Hoping to win the lottery?

If you dream of picking the right Powerball, read about Jack Whittaker and the chapter of his life that began on a December morning a few years ago.

The next morning, as always, he rose at 4:30 to get to work. Jack, 55, had been working construction since he was a poor 14-year-old in the hills. He’d built himself a nice life in this patch of West Virginia hard by the Kentucky and Ohio borders. He had a wife and a granddaughter who basked in his attentions, a brick house in a nice subdivision in neighboring Scott Depot, and a water and sewer pipe-laying business that employed more than 100 people. At 5:15 a.m., Jack snapped on the television and heard, to his surprise, that the winning ticket had been sold at the C&L Super Serve. What are the odds, Jack later said he was thinking, that one little convenience store would sell two lucky tickets? Just then the winning numbers flashed. The numbers broadcast the night before had been wrong. He had a match on all five numbers, not four.

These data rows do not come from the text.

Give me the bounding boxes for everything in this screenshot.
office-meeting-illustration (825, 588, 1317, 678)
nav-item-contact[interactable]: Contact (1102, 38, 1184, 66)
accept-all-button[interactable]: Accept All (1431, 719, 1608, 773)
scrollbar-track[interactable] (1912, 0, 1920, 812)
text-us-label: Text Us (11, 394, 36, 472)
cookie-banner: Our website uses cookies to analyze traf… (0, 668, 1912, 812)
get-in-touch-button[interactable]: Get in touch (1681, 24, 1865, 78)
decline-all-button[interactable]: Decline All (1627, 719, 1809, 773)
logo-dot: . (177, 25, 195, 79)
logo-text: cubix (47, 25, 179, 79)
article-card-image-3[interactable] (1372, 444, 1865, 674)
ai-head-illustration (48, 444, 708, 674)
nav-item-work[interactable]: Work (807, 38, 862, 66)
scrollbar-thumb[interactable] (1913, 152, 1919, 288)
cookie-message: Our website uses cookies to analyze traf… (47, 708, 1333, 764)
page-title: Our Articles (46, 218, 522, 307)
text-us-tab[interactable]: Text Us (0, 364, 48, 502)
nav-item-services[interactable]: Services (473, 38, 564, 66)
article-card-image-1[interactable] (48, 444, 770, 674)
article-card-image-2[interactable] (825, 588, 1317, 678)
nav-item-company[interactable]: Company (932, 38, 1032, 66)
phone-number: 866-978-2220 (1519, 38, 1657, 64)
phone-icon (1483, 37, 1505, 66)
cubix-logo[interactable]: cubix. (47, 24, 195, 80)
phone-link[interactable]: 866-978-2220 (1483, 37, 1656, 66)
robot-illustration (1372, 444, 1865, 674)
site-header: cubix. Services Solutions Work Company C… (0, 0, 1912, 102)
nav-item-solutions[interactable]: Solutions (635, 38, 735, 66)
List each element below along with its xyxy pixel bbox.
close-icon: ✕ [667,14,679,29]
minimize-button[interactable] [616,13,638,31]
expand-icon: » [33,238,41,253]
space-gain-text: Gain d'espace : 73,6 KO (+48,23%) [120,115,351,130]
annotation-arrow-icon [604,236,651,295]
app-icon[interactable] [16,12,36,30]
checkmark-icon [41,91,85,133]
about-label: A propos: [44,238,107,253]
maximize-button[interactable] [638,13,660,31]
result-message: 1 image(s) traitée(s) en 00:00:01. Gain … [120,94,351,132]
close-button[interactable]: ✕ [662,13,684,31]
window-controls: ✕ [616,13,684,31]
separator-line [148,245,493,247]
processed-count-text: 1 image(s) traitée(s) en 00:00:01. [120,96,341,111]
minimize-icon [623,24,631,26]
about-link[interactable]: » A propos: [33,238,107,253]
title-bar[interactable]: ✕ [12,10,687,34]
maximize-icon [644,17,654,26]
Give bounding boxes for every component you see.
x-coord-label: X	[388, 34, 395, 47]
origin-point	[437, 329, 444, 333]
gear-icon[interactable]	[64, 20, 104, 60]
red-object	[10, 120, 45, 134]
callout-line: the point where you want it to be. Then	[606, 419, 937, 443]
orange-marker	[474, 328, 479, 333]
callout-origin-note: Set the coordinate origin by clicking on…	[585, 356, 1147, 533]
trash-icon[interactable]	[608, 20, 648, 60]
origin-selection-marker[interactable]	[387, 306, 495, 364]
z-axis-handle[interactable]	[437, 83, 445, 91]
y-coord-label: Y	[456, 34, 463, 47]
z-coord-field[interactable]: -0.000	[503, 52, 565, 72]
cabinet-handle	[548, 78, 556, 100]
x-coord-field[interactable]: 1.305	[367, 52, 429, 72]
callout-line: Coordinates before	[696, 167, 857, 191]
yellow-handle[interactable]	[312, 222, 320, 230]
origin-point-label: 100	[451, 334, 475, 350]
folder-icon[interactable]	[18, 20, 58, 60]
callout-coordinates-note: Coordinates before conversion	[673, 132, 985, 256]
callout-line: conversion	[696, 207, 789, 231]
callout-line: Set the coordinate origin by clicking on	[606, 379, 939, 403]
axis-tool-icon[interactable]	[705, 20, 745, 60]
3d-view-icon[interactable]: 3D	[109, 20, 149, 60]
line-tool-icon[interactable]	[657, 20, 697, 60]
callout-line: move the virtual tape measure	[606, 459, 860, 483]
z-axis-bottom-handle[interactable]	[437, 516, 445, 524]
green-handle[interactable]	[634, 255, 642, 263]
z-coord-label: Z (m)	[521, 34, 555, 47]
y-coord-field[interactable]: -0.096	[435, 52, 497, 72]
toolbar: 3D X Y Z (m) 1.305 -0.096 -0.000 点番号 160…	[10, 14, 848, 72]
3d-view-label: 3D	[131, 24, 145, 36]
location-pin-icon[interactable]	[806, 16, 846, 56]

Jack Whittaker had just won $314 million, the largest undivided lottery jackpot in history.

A few hours later, he ambled into the C&L Super Serve and calmly handed Brenda a bill, saying he’d been meaning to give it to her before Christmas. Brenda figured it was a $1 tip for helping him diet, taking care to pinch a little dough out of his bacon biscuits so the cowboy-man’s big burly wouldn’t go soft.

"He handed me a $100 bill!" Brenda recalls. "I looked at it, and I’m, like, ‘Oh, no, no, no. I’m not taking this from you.’ And he’s, like, ‘Oh, yes, you are.’"

Then it hit her.

"Did you win?" Brenda whispered.

Jack nodded and grinned.

The day would come when many West Virginians recalled the story of Jack’s Powerball Christmas with a shudder at the magnitude of ruination: families asunder, precious lambs six feet under, folks undone by the lure of all that easy money.

But for now, Jack’s big win was viewed as one of the greatest Christmas gifts in his poor state’s history, a holiday miracle to be heralded around the globe.

Read the whole thing here.

6 Now there is great gain in godliness with contentment, 7 for we brought nothing into the world, and we cannot take anything out of the world. 8 But if we have food and clothing, with these we will be content. 9 But those who desire to be rich fall into temptation, into a snare, into many senseless and harmful desires that plunge people into ruin and destruction. 10 For the love of money is a root of all kinds of evils. It is through this craving that some have wandered away from the faith and pierced themselves with many pangs. 1 Timothy 6:1-10.

HT: Z

7 thoughts on “Hoping to win the lottery?

  1. I read the story, and it made me interested to research a little more. Since that was written (2005), Jack’s been ordered to undergo rehab, his daughter also died of an apparent overdose, and all the money is now gone due to lawsuits, profligate spending, and robberies.

  2. Alice,
    Do you have any links to sources for the continuing story? I would be interested to see them.

  3. I’ve followed this story since the article was published in 2005. The story gets sadder and sadder. Jack has been in and out of jail. His wife divorced him. His daughter refuses to speak to him. The gigantic sanctuary building he paid for for the little church (25 regular attenders) sits vacant. The pastor left the church and lives in California. Jack often appears in court hung over, beaten up, and incoherent. He was once a pillar of the community. It’s heartbreaking.

  4. The one girl made a very prescient connection, comparing the wealth to the effect the one ring had on people in Lord of the Rings. It corrupts everyone it comes into contact with. Actually, that’s not entirely accurate – their sin nature already exists, it merely exacerbates it.

    Great wealth, much like great power and great beauty, is a great moral hazard.

  5. I appreciate this thoughtful interaction. I was just reading today in Tim Keller’s new book (Counterfeit Gods):

    “The central plot device of The Lord of the Rings is the Dark Lord Sauron’s Ring of power, which corrupts anyone who tries to use it, however good his or her intentions. The Ring is what Professor Tom Shippey calls “a psychic amplifier,” which takes the heart’s fondest desires and magnifies them to idolatrous proportions.” (page xv)

    In the tragic instance of this man who won the lottery, it would seem that the lottery was a psychic amplifier – – a Ring –he got the ring, and the amplification of his idolatry destroyed him.

  6. Scott, I just googled the guy’s name and came up with a load of stuff right off the bat. The first two or three articles gave that info I found.

    This story is a good reminder for me because sometimes I am deluded into thinking if I had a little more money, I would worry less. Instead, you worry more, just about different things.